Strategy 1: Leveraging Full Context to Address Temporal Queries
For many inclusion/exclusion criteria in clinical trial matching or care gap discovery, queries often involve temporal components. For instance, a question like, “Is this medication administered as the first line of therapy?” requires understanding the sequence of events across patient records.
With a traditional RAG approach, only documents specifically tagged as relevant to medications might be retrieved. However, this approach falls short when determining whether the medication was administered as part of first-line or second-line therapy, as the generative LLM lacks the full patient context.

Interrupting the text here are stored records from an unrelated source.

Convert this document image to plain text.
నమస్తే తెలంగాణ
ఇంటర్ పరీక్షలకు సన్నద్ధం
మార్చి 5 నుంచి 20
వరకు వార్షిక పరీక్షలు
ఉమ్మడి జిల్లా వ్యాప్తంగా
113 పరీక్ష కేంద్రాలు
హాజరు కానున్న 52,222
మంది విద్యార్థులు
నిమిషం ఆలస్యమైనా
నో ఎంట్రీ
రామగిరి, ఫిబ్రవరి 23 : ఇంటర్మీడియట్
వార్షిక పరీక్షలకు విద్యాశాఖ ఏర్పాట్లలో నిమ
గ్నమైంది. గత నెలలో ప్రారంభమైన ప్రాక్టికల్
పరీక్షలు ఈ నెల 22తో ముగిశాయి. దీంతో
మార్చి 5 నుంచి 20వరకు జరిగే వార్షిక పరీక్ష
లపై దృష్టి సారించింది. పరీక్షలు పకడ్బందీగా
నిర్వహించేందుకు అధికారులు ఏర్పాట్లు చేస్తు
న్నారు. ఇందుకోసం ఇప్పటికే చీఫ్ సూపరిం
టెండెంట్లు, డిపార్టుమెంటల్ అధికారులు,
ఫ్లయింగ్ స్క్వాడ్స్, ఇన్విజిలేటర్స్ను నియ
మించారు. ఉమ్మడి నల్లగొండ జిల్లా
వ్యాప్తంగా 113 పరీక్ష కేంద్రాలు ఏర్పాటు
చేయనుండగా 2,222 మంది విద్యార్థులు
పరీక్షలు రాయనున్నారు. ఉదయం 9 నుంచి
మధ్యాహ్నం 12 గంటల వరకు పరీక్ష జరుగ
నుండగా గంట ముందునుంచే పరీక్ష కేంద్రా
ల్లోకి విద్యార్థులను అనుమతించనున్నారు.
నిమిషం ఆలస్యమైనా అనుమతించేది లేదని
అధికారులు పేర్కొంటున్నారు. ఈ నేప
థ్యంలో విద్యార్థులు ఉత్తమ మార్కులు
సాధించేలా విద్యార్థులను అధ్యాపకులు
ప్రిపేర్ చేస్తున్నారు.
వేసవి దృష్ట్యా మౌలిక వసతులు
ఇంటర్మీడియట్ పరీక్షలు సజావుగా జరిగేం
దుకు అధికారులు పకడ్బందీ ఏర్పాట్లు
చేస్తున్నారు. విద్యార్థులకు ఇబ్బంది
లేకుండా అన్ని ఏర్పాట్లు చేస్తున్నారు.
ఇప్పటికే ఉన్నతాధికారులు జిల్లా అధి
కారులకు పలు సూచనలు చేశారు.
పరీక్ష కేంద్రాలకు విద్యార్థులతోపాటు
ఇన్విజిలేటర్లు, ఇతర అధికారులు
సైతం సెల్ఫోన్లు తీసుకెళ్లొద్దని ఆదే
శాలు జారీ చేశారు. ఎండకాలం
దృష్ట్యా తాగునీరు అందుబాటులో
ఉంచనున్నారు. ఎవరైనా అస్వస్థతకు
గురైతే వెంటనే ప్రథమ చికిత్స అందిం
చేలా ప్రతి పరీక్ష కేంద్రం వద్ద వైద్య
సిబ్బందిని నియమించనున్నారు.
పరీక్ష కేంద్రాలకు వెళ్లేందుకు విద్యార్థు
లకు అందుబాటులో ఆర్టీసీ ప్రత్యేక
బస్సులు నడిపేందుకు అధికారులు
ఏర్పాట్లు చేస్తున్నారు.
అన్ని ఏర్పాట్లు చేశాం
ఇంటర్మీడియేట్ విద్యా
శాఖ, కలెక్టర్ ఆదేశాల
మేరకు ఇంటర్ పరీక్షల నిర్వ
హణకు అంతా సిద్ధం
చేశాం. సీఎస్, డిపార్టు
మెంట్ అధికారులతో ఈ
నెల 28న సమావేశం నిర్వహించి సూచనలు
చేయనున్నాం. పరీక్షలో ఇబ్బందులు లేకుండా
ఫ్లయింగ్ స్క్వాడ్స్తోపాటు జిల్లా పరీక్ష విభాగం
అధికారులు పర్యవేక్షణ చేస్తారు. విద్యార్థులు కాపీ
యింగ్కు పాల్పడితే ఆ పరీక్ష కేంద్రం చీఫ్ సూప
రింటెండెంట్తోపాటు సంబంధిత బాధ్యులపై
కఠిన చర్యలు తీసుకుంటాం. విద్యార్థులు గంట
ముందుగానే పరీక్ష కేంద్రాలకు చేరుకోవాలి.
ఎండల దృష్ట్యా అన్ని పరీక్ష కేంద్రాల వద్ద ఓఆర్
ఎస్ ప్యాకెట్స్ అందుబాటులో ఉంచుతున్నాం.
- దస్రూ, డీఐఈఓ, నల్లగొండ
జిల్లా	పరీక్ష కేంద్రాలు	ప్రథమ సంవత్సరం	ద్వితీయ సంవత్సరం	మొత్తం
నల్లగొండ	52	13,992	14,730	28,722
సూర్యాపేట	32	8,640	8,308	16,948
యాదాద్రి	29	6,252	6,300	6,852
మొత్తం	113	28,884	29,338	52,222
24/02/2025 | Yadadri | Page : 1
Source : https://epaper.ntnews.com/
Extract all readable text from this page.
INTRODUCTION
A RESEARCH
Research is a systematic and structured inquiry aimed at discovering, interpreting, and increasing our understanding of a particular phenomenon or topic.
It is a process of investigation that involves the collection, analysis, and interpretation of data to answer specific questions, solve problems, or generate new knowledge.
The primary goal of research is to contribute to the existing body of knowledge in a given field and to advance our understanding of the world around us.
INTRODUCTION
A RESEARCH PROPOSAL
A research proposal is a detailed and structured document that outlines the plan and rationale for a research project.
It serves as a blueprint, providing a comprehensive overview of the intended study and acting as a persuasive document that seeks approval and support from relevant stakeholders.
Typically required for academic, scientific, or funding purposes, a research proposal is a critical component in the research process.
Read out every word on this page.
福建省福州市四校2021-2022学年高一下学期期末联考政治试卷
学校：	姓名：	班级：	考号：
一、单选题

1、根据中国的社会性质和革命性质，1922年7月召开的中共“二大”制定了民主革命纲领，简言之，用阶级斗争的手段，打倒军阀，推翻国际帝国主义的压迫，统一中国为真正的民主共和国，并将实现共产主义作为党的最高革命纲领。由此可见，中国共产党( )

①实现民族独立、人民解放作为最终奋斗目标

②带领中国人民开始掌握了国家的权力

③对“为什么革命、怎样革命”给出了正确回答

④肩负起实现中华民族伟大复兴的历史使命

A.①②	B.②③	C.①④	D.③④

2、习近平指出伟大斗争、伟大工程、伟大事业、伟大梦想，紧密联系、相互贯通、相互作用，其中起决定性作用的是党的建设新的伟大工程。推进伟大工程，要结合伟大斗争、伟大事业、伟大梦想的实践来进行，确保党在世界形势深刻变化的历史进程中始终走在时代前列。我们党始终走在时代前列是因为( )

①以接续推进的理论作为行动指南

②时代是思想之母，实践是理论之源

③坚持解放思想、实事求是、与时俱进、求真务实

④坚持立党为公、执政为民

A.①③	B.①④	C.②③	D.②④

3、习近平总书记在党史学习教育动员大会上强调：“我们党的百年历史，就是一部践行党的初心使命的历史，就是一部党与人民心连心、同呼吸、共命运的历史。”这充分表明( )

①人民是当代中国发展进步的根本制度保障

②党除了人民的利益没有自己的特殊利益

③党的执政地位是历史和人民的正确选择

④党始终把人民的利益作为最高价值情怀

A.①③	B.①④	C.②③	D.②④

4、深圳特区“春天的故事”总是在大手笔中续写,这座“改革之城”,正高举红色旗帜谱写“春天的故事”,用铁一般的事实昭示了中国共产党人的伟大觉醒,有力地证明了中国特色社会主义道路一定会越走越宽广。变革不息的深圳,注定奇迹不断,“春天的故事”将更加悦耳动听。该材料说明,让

To overcome this, we’ve adopted large-context LLMs capable of processing extensive patient records. By feeding most or all patient notes into the LLM, we enable it to better understand the temporal relationships between events, delivering more accurate and contextually aware responses.
Strategy 2: Employing an Agentic Approach for Data Validation
In our initial implementation of RAG for our unstructured clinical note search workflow, the LLM was instructed to respond with “YES” if the retrieved chunks met the criteria and “NO” otherwise. However, we observed that this approach often failed when:
- Temporal questions required understanding the sequence of events (e.g., determining if event A occurred before event B).
- Insufficient query expansion led to the retrieval of incomplete or irrelevant chunks.
In many cases, the necessary information existed in other parts of the patient’s records or could be inferred from a broader dataset. To address this, we developed a hybrid solution combining RAG with a full-patient-record query approach.
The Hybrid Solution: RAG + Large Context LLMs
Our hybrid strategy integrates RAG with LLMs featuring context windows exceeding 1 million tokens (e.g., Gemini). Here’s how it works:
- Initial Query Validation: The first LLM evaluates whether the retrieved information is sufficient to make a confident determination. If it cannot confidently choose between “YES” or “NO,” it responds with “Unsure.”
- Escalation to Full Context: The “Unsure” response triggers a secondary query to a full-patient-record agent. This agent processes a much larger context to extract the necessary insights and deliver a definitive answer.
By incorporating this agentic approach, we’ve significantly improved performance while managing costs effectively. This ensures that even complex, nuanced questions — such as those involving temporal relationships or incomplete retrievals — are addressed with precision.
Conclusion
Generative AI has immense potential in healthcare, but its efficacy depends on thoughtful implementation and strategies to mitigate inherent challenges. At Tempus, we continue to innovate by combining advanced LLM capabilities with hybrid approaches like RAG + large-context queries. These strategies empower us to extract deeper insights, optimize clinical decision-making and ultimately improve patient outcomes.